Insights To What Causes Stress


Insights To What Causes Stress

One of the perennial questions that we hear is – what causes stress?

Stress is often thought of as a negative aspect to life, but in fact there are different types of stress. There is positive stress and there is negative stress.

Positive stress can be thought of as that anxious anticipation before a competition. When an athlete talks about the nerves before a big game and not being able to wait until they could get out on the field to compete, this is form of positive stress.

Negative stress is what most people associate with stress. This can range from the pressures they find at work to perform and to get assignments done to having to deal with an argument or fight with a significant other. Stress basically begins in the mind and resonates outward throughout the body. Worry and fear are some of the most common underlying factors behind what causes stress.

Yet that is only a small portion of the answer to what causes stress. It is believed that stress is caused by the body’s natural defense mechanisms. Thousands of years ago, when mankind was walking among the world and having to deal with animals that would hunt them, as well as other humans from other tribes, they relied on their body’s natural defenses. We know these today to be the fight or flight response.

If you were to see a car barreling down the road, out of control, and coming straight for you, your adrenaline would kick in and your mind on an unconscious level would kick into its fight or flight mode. The adrenaline that would course through your bloodstream would give you a momentary surge of strength and speed that would help you to get out of the way of that car.
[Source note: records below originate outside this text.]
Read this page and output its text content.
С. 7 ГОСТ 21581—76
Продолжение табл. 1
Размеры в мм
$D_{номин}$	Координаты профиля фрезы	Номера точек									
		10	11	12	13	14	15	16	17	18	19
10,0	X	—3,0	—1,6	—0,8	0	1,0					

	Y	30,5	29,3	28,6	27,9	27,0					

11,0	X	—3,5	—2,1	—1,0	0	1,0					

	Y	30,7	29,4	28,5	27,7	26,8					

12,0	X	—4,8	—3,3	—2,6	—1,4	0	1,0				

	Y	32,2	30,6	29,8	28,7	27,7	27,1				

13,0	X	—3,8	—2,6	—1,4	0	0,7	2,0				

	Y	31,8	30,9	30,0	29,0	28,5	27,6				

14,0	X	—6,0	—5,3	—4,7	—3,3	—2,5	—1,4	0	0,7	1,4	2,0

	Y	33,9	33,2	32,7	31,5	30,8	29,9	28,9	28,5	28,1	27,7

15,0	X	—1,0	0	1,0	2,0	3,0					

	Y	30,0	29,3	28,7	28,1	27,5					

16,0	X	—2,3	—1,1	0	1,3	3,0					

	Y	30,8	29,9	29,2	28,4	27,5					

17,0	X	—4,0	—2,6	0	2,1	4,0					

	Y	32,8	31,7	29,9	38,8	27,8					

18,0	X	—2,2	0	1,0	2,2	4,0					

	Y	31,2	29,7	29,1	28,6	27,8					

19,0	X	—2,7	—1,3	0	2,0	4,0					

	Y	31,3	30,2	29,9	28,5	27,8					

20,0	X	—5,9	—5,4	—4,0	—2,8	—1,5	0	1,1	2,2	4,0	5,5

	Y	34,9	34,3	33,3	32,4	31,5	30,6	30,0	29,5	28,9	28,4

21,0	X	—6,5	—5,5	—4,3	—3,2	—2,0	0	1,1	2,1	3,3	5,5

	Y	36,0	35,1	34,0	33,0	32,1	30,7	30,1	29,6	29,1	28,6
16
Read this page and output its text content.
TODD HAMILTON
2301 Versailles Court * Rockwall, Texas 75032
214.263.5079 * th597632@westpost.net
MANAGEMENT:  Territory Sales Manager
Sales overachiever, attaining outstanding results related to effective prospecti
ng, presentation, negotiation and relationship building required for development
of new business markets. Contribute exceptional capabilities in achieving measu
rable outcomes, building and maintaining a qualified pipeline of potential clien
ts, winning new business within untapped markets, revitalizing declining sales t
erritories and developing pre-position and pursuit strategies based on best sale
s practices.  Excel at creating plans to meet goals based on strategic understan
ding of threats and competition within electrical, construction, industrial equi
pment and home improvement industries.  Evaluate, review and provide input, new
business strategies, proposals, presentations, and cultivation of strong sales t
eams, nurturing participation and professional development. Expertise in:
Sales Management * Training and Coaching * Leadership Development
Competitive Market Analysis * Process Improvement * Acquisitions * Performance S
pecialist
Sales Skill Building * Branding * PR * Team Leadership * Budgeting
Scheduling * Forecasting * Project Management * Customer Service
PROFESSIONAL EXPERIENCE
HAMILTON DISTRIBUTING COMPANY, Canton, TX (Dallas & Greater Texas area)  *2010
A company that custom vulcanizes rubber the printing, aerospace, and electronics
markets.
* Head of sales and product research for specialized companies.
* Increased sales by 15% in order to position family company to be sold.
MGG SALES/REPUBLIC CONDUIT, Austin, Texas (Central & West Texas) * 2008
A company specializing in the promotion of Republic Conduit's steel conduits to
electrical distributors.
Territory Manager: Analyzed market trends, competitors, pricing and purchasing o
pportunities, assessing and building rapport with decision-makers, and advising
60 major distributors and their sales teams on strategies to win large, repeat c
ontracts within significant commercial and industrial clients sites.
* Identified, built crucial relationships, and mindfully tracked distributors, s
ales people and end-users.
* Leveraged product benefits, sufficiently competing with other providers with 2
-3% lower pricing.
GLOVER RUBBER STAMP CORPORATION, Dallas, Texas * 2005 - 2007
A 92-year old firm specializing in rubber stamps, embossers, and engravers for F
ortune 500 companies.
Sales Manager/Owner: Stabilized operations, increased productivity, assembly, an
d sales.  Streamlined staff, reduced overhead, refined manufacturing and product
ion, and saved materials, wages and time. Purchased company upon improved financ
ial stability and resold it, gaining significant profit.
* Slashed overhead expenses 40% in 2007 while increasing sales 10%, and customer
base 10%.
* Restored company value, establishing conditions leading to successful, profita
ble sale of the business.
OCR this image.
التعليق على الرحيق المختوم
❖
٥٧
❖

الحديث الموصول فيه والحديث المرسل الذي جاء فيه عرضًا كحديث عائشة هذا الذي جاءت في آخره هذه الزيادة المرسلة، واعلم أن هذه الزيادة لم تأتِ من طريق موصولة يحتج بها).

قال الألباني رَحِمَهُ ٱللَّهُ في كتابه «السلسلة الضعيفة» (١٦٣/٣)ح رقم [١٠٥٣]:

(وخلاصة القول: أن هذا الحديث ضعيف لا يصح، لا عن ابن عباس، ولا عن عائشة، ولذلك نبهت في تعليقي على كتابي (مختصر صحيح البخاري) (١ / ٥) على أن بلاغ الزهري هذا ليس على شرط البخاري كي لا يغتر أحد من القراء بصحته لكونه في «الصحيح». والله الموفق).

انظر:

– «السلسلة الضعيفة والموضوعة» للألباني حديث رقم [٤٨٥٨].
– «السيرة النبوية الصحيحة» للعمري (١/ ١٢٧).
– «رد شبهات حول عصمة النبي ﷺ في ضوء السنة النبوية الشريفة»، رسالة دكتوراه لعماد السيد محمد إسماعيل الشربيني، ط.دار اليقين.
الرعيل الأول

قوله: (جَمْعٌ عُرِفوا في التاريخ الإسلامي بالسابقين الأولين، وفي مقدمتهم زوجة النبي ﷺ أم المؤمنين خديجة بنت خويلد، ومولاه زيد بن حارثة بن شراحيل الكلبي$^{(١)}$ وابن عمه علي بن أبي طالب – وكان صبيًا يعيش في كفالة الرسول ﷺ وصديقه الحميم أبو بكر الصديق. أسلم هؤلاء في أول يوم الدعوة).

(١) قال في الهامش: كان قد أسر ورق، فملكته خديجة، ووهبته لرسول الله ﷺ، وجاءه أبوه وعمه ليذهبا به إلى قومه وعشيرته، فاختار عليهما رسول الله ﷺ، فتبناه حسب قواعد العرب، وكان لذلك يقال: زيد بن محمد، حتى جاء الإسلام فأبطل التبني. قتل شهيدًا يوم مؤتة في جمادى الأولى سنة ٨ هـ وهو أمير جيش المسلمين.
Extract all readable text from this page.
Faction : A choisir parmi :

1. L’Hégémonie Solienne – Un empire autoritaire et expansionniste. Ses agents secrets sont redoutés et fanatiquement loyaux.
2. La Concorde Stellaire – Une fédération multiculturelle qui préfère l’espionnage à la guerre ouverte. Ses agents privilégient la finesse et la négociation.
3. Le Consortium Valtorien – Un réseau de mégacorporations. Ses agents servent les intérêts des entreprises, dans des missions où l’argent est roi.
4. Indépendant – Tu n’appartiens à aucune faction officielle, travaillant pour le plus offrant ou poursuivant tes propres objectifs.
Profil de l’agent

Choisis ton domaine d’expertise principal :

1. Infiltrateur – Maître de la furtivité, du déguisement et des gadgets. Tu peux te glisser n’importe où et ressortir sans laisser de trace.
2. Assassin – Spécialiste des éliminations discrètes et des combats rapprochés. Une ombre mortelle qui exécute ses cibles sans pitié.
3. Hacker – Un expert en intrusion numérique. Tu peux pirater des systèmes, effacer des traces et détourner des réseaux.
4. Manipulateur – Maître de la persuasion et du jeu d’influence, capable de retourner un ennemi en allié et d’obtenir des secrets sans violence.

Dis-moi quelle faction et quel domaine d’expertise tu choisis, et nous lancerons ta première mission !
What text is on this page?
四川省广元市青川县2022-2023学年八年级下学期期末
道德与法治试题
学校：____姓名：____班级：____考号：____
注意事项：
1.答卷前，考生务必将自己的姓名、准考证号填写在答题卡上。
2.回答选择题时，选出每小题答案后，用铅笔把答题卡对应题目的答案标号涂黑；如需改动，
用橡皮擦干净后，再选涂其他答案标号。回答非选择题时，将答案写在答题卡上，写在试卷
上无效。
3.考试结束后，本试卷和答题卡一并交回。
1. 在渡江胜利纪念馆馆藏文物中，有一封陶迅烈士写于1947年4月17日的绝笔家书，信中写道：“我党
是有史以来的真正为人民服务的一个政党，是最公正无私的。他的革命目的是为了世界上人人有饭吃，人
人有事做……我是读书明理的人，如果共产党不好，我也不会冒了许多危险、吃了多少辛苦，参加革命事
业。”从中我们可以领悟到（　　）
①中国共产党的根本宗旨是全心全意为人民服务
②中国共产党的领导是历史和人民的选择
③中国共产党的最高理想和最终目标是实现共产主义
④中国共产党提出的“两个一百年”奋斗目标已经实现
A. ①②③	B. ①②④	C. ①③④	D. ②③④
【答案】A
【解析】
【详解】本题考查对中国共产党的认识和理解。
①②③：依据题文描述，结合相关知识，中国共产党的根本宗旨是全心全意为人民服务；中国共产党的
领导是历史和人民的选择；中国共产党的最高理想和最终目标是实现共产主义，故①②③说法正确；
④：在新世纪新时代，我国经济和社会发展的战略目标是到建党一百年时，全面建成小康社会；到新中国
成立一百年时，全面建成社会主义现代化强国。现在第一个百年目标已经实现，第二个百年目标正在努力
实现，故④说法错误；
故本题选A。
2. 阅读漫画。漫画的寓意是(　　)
When we worry about work, school, or relationships, or anything else in our life for that matter, our mind begins to kick into its own fight or flight mode. A homework assignment that we can’t figure out how to do may not be a threat to our personal safety, but your mind cannot differentiate between physical threat and emotional threat. It treats both of them the same way.

Therefore, your brain begins to work feverishly and releases some of that adrenaline through your body so that you can determine what course of action you need to take in order to remain safe.

Do you now have a better idea of what causes stress?

It is important to note, however, that even though you may become ‘accustomed’ to stress, that doesn’t mean that your body will be able to function better when it’s stressed. Many people believe that when they are stressed that they are able to work more efficiently. This isn’t true. In fact, your body is at a disadvantage when under stress because it cannot keep up that frenetic pace forever.

Although you may know the biological factors about what causes stress, our behaviors and the way we think about things that we need to do in life often dictates how our brain manages and interprets the stressors we send to it.